Büyü İmparatoru Novel Oku
Bölüm 1094, Kaybettin
Çevirmen: StarReader
Editör: CutieBinkie
Düzeltici: Papatonks
(Nasıl...)
Cenneti Mühürleyen Deniz Ao bu ani gelişme karşısında şaşkına dönmüştü. Mühürlenmesi onu hiçbir zaman başarısızlığa uğratmadı ve her zaman doğru çıktı.
Bu kıyamet fırtınasının gücüydü, beş büyük kutsal canavarın ötesinde bir güçtü. Mühürlerinin hiçbir etkisi olmadı.
Sea Ao'nun yetişimi çok daha zayıf olan Zhuo Fan'a karşı güçsüz olduğu söylenemez. Zhuo Fan'ın kalitesi vardı, Sea Ao'nun ise miktarı, hem de fazlası. Sea Ao'nun güç çıkışını artırması ve Zhuo Fan'ın sözlerine kanmaması gerekiyordu, o zaman onu sorun olmadan mühürleyebilirdi.
Zhuo Fan da bunu biliyordu; Sea Ao'nun kafasına doğru daha hızlı uçmak için hızlanırken gözleri parlıyordu.

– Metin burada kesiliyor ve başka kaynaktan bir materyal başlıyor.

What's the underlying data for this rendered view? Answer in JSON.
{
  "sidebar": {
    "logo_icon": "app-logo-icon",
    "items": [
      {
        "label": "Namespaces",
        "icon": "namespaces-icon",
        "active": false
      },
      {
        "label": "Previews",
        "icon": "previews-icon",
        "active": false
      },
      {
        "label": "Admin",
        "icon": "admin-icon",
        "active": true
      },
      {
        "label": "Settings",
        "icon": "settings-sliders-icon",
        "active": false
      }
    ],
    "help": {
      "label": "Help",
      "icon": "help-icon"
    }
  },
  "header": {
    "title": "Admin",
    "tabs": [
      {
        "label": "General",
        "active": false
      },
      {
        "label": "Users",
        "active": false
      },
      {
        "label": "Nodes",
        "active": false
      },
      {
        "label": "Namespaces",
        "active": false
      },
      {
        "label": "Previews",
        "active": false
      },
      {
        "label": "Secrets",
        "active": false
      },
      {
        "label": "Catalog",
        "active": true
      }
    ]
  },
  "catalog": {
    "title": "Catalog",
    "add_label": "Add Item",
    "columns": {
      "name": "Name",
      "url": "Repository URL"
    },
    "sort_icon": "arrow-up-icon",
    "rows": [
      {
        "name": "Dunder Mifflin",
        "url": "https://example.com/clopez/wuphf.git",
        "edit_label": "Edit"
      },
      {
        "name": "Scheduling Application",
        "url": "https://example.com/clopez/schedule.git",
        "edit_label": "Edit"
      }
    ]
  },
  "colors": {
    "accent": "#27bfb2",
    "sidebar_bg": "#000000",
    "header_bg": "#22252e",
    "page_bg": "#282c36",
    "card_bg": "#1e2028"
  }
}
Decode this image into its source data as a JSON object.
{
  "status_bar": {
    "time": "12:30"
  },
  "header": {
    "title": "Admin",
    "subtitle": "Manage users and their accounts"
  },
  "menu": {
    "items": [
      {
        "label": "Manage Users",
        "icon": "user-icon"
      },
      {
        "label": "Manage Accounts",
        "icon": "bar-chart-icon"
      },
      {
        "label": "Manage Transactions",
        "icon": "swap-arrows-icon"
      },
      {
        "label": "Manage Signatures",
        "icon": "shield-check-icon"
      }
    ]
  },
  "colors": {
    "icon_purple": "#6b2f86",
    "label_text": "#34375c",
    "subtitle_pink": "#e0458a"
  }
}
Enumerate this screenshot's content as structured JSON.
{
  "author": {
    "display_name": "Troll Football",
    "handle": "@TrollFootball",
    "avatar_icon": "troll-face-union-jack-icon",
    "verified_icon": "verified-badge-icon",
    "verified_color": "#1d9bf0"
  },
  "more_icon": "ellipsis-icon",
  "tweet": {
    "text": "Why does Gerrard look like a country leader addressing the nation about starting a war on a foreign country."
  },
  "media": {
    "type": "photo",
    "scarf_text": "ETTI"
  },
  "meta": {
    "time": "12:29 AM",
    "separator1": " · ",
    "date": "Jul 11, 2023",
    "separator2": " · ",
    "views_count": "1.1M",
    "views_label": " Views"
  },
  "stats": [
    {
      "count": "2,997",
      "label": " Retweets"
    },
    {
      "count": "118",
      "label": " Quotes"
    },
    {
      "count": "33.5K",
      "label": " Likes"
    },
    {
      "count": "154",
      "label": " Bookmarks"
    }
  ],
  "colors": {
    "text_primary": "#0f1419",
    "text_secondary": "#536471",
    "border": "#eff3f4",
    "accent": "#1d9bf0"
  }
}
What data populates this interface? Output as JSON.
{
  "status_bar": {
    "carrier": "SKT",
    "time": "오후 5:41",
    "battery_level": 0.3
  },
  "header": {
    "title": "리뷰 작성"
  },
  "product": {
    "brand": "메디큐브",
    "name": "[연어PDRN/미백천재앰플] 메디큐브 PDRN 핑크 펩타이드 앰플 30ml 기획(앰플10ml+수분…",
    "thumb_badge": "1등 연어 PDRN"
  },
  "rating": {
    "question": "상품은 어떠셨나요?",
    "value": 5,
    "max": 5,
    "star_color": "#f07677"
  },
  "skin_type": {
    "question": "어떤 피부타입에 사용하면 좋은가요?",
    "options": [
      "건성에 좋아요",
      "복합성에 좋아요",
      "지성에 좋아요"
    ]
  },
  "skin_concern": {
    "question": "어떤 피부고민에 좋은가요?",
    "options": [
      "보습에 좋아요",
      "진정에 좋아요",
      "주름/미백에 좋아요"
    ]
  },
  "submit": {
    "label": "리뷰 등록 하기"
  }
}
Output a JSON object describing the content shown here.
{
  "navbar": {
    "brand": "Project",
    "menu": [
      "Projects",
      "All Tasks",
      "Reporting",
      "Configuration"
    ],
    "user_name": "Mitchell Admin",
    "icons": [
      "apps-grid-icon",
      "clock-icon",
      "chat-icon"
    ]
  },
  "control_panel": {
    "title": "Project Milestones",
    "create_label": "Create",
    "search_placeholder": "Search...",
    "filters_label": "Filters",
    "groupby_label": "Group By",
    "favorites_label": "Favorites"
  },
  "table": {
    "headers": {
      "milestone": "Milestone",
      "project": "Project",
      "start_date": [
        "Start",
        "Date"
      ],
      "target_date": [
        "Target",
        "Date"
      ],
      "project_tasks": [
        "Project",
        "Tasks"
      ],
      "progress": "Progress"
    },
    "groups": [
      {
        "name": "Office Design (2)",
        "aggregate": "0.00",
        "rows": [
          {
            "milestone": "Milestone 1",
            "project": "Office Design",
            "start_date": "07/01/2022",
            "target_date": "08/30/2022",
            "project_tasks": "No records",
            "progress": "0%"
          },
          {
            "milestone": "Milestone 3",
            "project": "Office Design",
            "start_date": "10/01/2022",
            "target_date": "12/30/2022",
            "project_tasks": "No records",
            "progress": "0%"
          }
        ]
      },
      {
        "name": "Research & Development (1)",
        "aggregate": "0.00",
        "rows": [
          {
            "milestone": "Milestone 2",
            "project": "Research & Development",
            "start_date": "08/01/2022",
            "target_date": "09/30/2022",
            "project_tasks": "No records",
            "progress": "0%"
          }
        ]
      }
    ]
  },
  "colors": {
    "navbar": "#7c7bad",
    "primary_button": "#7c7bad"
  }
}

Sea Ao gibi zirvedeki bir güce karşı kazanmanın tek şansı, onun küçümsemesinden ve küçümsemesinden yararlanmaktı. Düşmana ölümcül bir darbe indirmek ve zafer umudu vermek için en küçük pencereden saldırması gerekiyordu.
Diğer durumlara gelince? O mahkum edildi, öldü, bitti.
Zhuo Fan gözlerini kısarak Yıldırım Yüzüğüne dokundu, daha da hızlı gitti ve Ao Denizi'nin yarısını geçti.
Canavar yarım saniye sonra sırıttı: “He-he-he, eğlenceli. Orada ilginç bir siyah alev var. Mührümü bile aşabilir. Merak ediyorum, sizin cılız insan vücudunuzda bundan ne kadar var? Mührümün tüm gücünü yakacak mı, hımm?”
Hu~
Cenneti Mühürleyen Deniz Ao, Zhuo Fan'a bir kez daha nefes verdi. Sanki gökler Zhuo Fan'ın başının üstüne düşmüş gibi soğuk hava denizi sel gibi geldi.
Saldırı onlarca mil kalınlığında ve yüzlerce genişliğindeydi. Bu bir sel değildi, gerçek anlamda buz ve soğuktan oluşan bir dağdı.
Böyle bir tufan altında Zhuo Fan'ın içindeki gök gürültüsünün sönmesi kaçınılmazdı. ve başarısız olduğunda o da başarısız oldu; kendisinden önceki sayısız insan gibi bu buzun içinde mühürlendi.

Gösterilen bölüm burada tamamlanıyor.